Boston Red Sox
- Pitcher
- Born: September 6, 1996 (age 29) Greensboro, North Carolina, U.S.
- Bats: SwitchThrows: Right

MLB debut
- July 19, 2023, for the Seattle Mariners

MLB statistics (through 2023 season)
- Win–loss record: 1–0
- Earned run average: 10.38
- Strikeouts: 6
- Stats at Baseball Reference

Teams
- Seattle Mariners (2023); Oakland Athletics (2023);

= Devin Sweet =

American baseball player (born 1996)

Devin Sweet (born September 6, 1996) is an American professional baseball pitcher in the Boston Red Sox organization. He has previously played in Major League Baseball (MLB) for the Seattle Mariners and Oakland Athletics.

==Career==
===Amateur career===
Sweet attended Southeast Guilford High School in Guilford County, North Carolina, and played for their baseball team. He attended North Carolina Central University and played college baseball for the North Carolina Central Eagles from 2014 to 2018.

===Seattle Mariners===
On July 13, 2018, Sweet signed with the Seattle Mariners as an undrafted free agent. He split his first professional season between the rookie–level Arizona League Mariners, Low–A Everett AquaSox, and Single–A Clinton LumberKings. In 15 total appearances, Sweet accumulated a 4.66 ERA with 24 strikeouts and 2 saves in 19 1/3 innings pitched. He spent 2019 with the Single–A West Virginia Power and High–A Modesto Nuts. Appearing in 34 total contests (15 starts), Sweet registered a cumulative 8–5 record and 2.76 ERA with 152 strikeouts in 127 1/3 innings of work. Sweet did not play in a game in 2020 due to the cancellation of the minor league season because of the COVID-19 pandemic.
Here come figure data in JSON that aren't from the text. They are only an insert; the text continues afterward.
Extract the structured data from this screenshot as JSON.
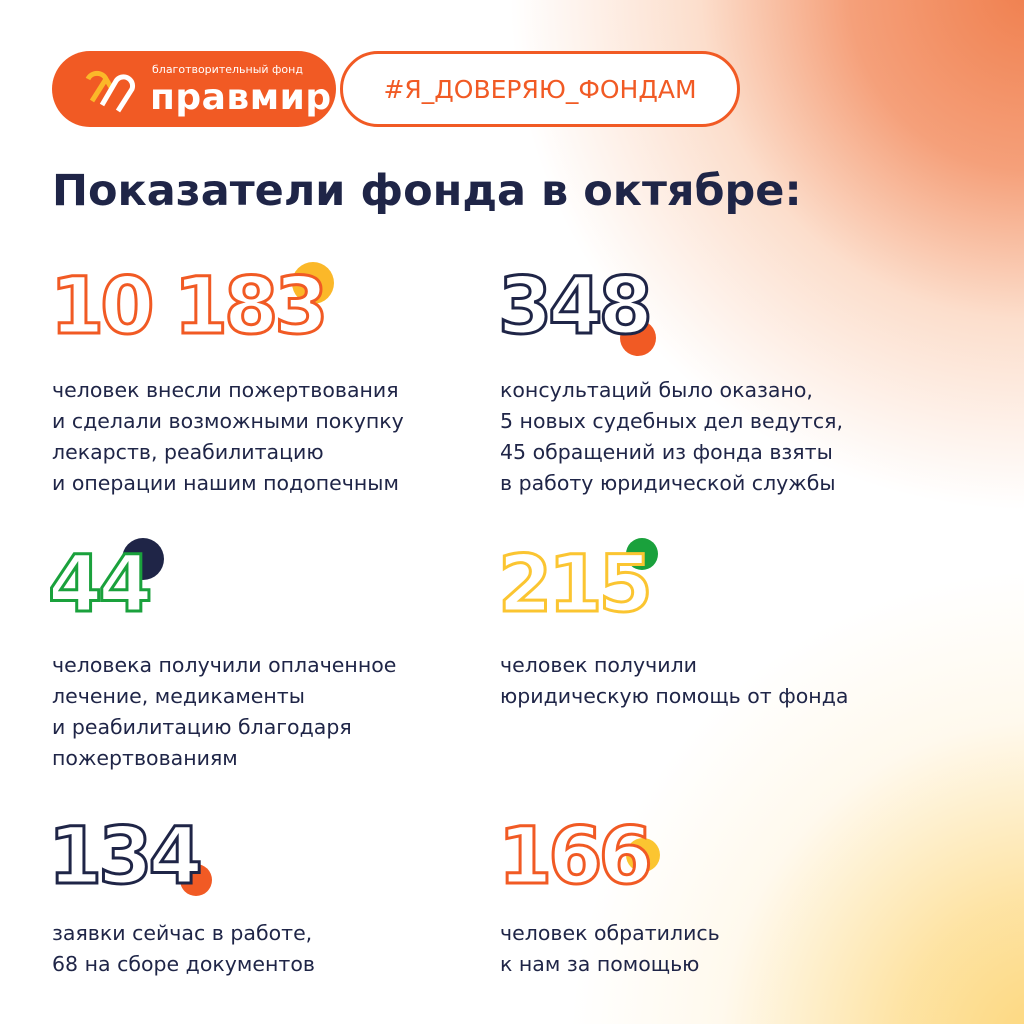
{
  "logo": {
    "subtitle": "благотворительный фонд",
    "name": "правмир"
  },
  "hashtag": "#Я_ДОВЕРЯЮ_ФОНДАМ",
  "title": "Показатели фонда в октябре:",
  "stats": [
    {
      "value": "10 183",
      "color": "#f15a24",
      "dot_color": "#fbb829",
      "lines": [
        "человек внесли пожертвования",
        "и сделали возможными покупку",
        "лекарств, реабилитацию",
        "и операции нашим подопечным"
      ]
    },
    {
      "value": "348",
      "color": "#1f2547",
      "dot_color": "#f15a24",
      "lines": [
        "консультаций было оказано,",
        "5 новых судебных дел ведутся,",
        "45 обращений из фонда взяты",
        "в работу юридической службы"
      ]
    },
    {
      "value": "44",
      "color": "#1aa13c",
      "dot_color": "#1f2547",
      "lines": [
        "человека получили оплаченное",
        "лечение, медикаменты",
        "и реабилитацию благодаря",
        "пожертвованиям"
      ]
    },
    {
      "value": "215",
      "color": "#fbc531",
      "dot_color": "#1aa13c",
      "lines": [
        "человек получили",
        "юридическую помощь от фонда"
      ]
    },
    {
      "value": "134",
      "color": "#1f2547",
      "dot_color": "#f15a24",
      "lines": [
        "заявки сейчас в работе,",
        "68 на сборе документов"
      ]
    },
    {
      "value": "166",
      "color": "#f15a24",
      "dot_color": "#fbc531",
      "lines": [
        "человек обратились",
        "к нам за помощью"
      ]
    }
  ]
}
He returned to action in 2021 with the Double–A Arkansas Travelers, where he made 25 appearances (13 starts) and logged a 5–6 record and 4.74 ERA with 93 strikeouts in 79 2/3 innings pitched. He spent 2022 back in Double–A with Arkansas, and registered a 4–6 record and 5.28 ERA with 68 strikeouts in 58.0 innings of work.

Sweet returned to Double–A Arkansas in 2023, and made 27 appearances, where he logged a 1.54 ERA with 47 strikeouts and 5 saves in 35.0 innings of work. On July 19, 2023, Sweet was selected to the 40-man roster and promoted to the major leagues for the first time. In two appearances for Seattle, he allowed two runs on two hits and one walk with one strikeout. On August 31, Sweet was designated for assignment following the waiver claim of Dominic Leone.

===Oakland Athletics===
On September 2, 2023, Sweet was claimed off waivers by the Oakland Athletics. In five appearances for Oakland, Sweet pitched to a 10.80 ERA with five strikeouts across 6 2/3 innings of work.

===Detroit Tigers===
On December 18, 2023, Sweet was claimed off waivers by the San Francisco Giants. On January 18, 2024, Sweet was claimed off waivers again, this time by the Detroit Tigers, who later designated him for assignment on January 29. He cleared waivers and was outrighted to the Triple–A Toledo Mud Hens on February 5. In 52 appearances for Toledo, Sweet compiled a 9–6 record and 3.91 ERA with 111 strikeouts and 4 saves over 76 innings pitched.

===Philadelphia Phillies===
On November 4, 2024, Sweet was traded to the Philadelphia Phillies in exchange for cash considerations and was added to their 40-man roster. He was optioned to the Triple-A Lehigh Valley IronPigs to begin the 2025 season. Sweet was designated for assignment by the Phillies on July 31, 2025. He cleared waivers and was sent outright to Triple-A Lehigh on August 3. On October 10, Sweet elected free agency.

===Boston Red Sox===
On December 18, 2025, Sweet signed a minor league contract with the Boston Red Sox.